I knew what flight I was going to be assigned at the pilots meeting. Major Mills always assigned a solo flight up to the front and back as a second test for new pilots. According to several of the senior pilots I had talked to, this was standard procedure. Imagine my shock when, after assigning missions two most of the pilots, he announced that my mission for the day would be airfield defense over Condekerque. This caused a chuckle to ripple around the room, which I couldn't quite understand until Major Mills thrust his pointer at the map. Condekerque airfield is located northwest of us near the coast and far, FAR behind enemy lines. It was immediately obvious to me that this mission was a coddling mission, something safe and easy. The Major doesn't think I am ready to be near the front lines.
Sergent White was assigned to accompany me, basically my baby sitter. He did not appear to be very happy about the assignment. As I consulted my flight map, I realized our course went well off the edge of my map. I mentioned this to Chris and he laughed. "Of course it's off the map. The old man is testing your ability to spot landmarks and follow your compass. Didn't you notice that our course is a straight northwest flight out and a straight southeast flight back? Navigation test my boy, navigation!"

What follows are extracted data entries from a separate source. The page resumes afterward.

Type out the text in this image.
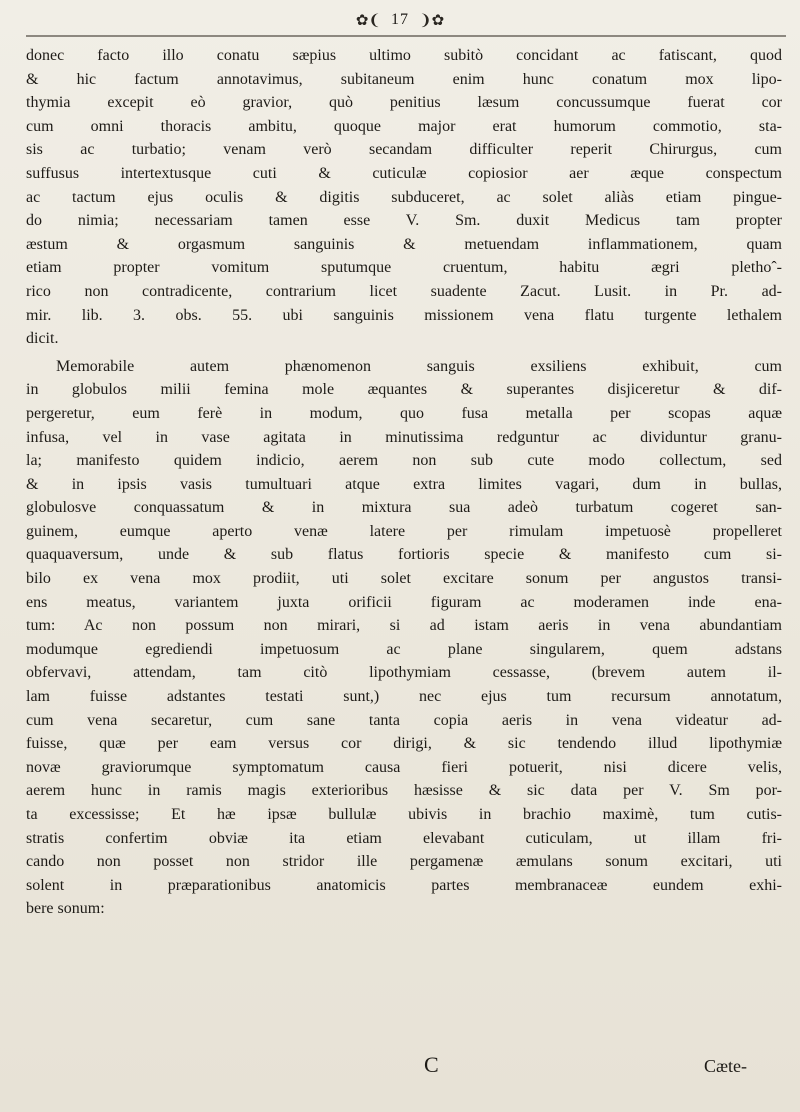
✿❨ 17 ❩✿
donec facto illo conatu sæpius ultimo subitò concidant ac fatiscant, quod
& hic factum annotavimus, subitaneum enim hunc conatum mox lipo-
thymia excepit eò gravior, quò penitius læsum concussumque fuerat cor
cum omni thoracis ambitu, quoque major erat humorum commotio, sta-
sis ac turbatio; venam verò secandam difficulter reperit Chirurgus, cum
suffusus intertextusque cuti & cuticulæ copiosior aer æque conspectum
ac tactum ejus oculis & digitis subduceret, ac solet aliàs etiam pingue-
do nimia; necessariam tamen esse V. Sm. duxit Medicus tam propter
æstum & orgasmum sanguinis & metuendam inflammationem, quam
etiam propter vomitum sputumque cruentum, habitu ægri plethoˆ-
rico non contradicente, contrarium licet suadente Zacut. Lusit. in Pr. ad-
mir. lib. 3. obs. 55. ubi sanguinis missionem vena flatu turgente lethalem
dicit.
Memorabile autem phænomenon sanguis exsiliens exhibuit, cum
in globulos milii femina mole æquantes & superantes disjiceretur & dif-
pergeretur, eum ferè in modum, quo fusa metalla per scopas aquæ
infusa, vel in vase agitata in minutissima redguntur ac dividuntur granu-
la; manifesto quidem indicio, aerem non sub cute modo collectum, sed
& in ipsis vasis tumultuari atque extra limites vagari, dum in bullas,
globulosve conquassatum & in mixtura sua adeò turbatum cogeret san-
guinem, eumque aperto venæ latere per rimulam impetuosè propelleret
quaquaversum, unde & sub flatus fortioris specie & manifesto cum si-
bilo ex vena mox prodiit, uti solet excitare sonum per angustos transi-
ens meatus, variantem juxta orificii figuram ac moderamen inde ena-
tum: Ac non possum non mirari, si ad istam aeris in vena abundantiam
modumque egrediendi impetuosum ac plane singularem, quem adstans
obfervavi, attendam, tam citò lipothymiam cessasse, (brevem autem il-
lam fuisse adstantes testati sunt,) nec ejus tum recursum annotatum,
cum vena secaretur, cum sane tanta copia aeris in vena videatur ad-
fuisse, quæ per eam versus cor dirigi, & sic tendendo illud lipothymiæ
novæ graviorumque symptomatum causa fieri potuerit, nisi dicere velis,
aerem hunc in ramis magis exterioribus hæsisse & sic data per V. Sm por-
ta excessisse; Et hæ ipsæ bullulæ ubivis in brachio maximè, tum cutis-
stratis confertim obviæ ita etiam elevabant cuticulam, ut illam fri-
cando non posset non stridor ille pergamenæ æmulans sonum excitari, uti
solent in præparationibus anatomicis partes membranaceæ eundem exhi-
bere sonum:
C	Cæte-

So off we went, with me leading our little flight of two BE2's. I pointed my nose northwest and climbed into the mist. Ah, the bloody mist! How is a fellow supposed to find his way when the ground is mostly obscured in mist? On we droned, climbing slowly, the engine whirring steadily and reassuringly. There seemed to be a line of forests along our path; two on the right, one on the left, another on the right, and so on. If I could just remember the pattern I would be able to follow these back home. But on and on we went, with no sign of the coast, and I had soon lost track of all these landmarks. Crap!
Suddenly the coast appeared ahead. Condekerque should be nearby. Yes! There was the airfield just below and to starboard. I was shocked to have arrived exactly on target, but kept a straight face and casually qestured to Chris as if to say "there it is, exactly as I had planned". He gave me a nod and a smile.

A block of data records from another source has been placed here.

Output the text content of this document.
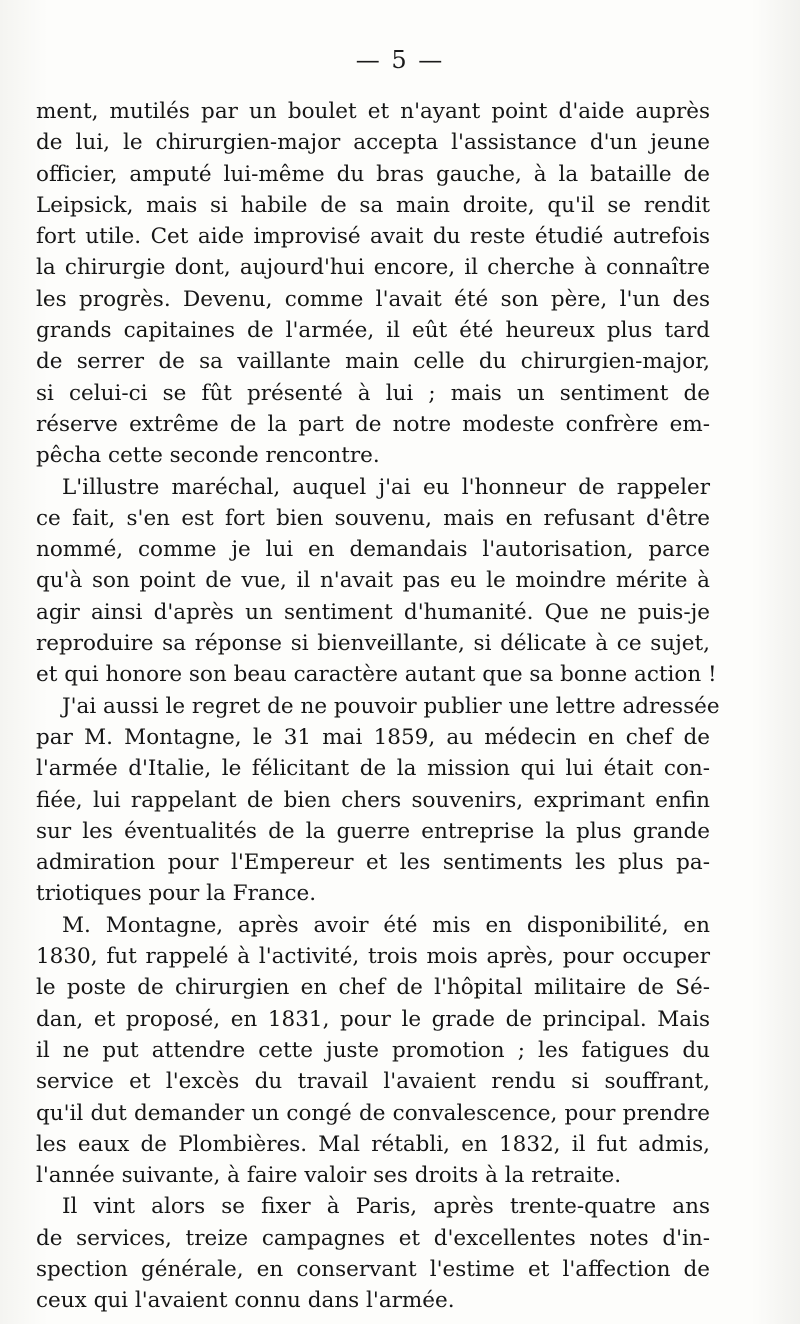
— 5 —
ment, mutilés par un boulet et n'ayant point d'aide auprès
de lui, le chirurgien-major accepta l'assistance d'un jeune
officier, amputé lui-même du bras gauche, à la bataille de
Leipsick, mais si habile de sa main droite, qu'il se rendit
fort utile. Cet aide improvisé avait du reste étudié autrefois
la chirurgie dont, aujourd'hui encore, il cherche à connaître
les progrès. Devenu, comme l'avait été son père, l'un des
grands capitaines de l'armée, il eût été heureux plus tard
de serrer de sa vaillante main celle du chirurgien-major,
si celui-ci se fût présenté à lui ; mais un sentiment de
réserve extrême de la part de notre modeste confrère em-
pêcha cette seconde rencontre.
L'illustre maréchal, auquel j'ai eu l'honneur de rappeler
ce fait, s'en est fort bien souvenu, mais en refusant d'être
nommé, comme je lui en demandais l'autorisation, parce
qu'à son point de vue, il n'avait pas eu le moindre mérite à
agir ainsi d'après un sentiment d'humanité. Que ne puis-je
reproduire sa réponse si bienveillante, si délicate à ce sujet,
et qui honore son beau caractère autant que sa bonne action !
J'ai aussi le regret de ne pouvoir publier une lettre adressée
par M. Montagne, le 31 mai 1859, au médecin en chef de
l'armée d'Italie, le félicitant de la mission qui lui était con-
fiée, lui rappelant de bien chers souvenirs, exprimant enfin
sur les éventualités de la guerre entreprise la plus grande
admiration pour l'Empereur et les sentiments les plus pa-
triotiques pour la France.
M. Montagne, après avoir été mis en disponibilité, en
1830, fut rappelé à l'activité, trois mois après, pour occuper
le poste de chirurgien en chef de l'hôpital militaire de Sé-
dan, et proposé, en 1831, pour le grade de principal. Mais
il ne put attendre cette juste promotion ; les fatigues du
service et l'excès du travail l'avaient rendu si souffrant,
qu'il dut demander un congé de convalescence, pour prendre
les eaux de Plombières. Mal rétabli, en 1832, il fut admis,
l'année suivante, à faire valoir ses droits à la retraite.
Il vint alors se fixer à Paris, après trente-quatre ans
de services, treize campagnes et d'excellentes notes d'in-
spection générale, en conservant l'estime et l'affection de
ceux qui l'avaient connu dans l'armée.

I circled the airfield for about 10 minutes before Sergent White signaled that we should head home. I pointed my nose to the southeast, which thankfully put the sun behind Chris's body so that I could fly without the sun beaming directly into my eyes.
Things did not go well on the return trip. Nothing looked familiar. I kept the compass nailed on SE and hoped for the best but my spirits sank lower and lower as I began to see towns and forests I had not seen on the trip out. I was failing my navigation test for a second time.
Suddenly there was a river below us. A river? Oh dear. But also an airfield. Check the map, check the map ... find an airfield by a river. La Gourge airfield!! Well, I was well off course but at least I now knew where I was. I turned sharply to the north and made a beeline directly to our base. I made an excellent landing, which no one saw because they were all scurrying to avoid German bombs that were falling at that very instant. Little damage done to the airfield and hopefully a good distraction from my failure, yet again, to find my way home.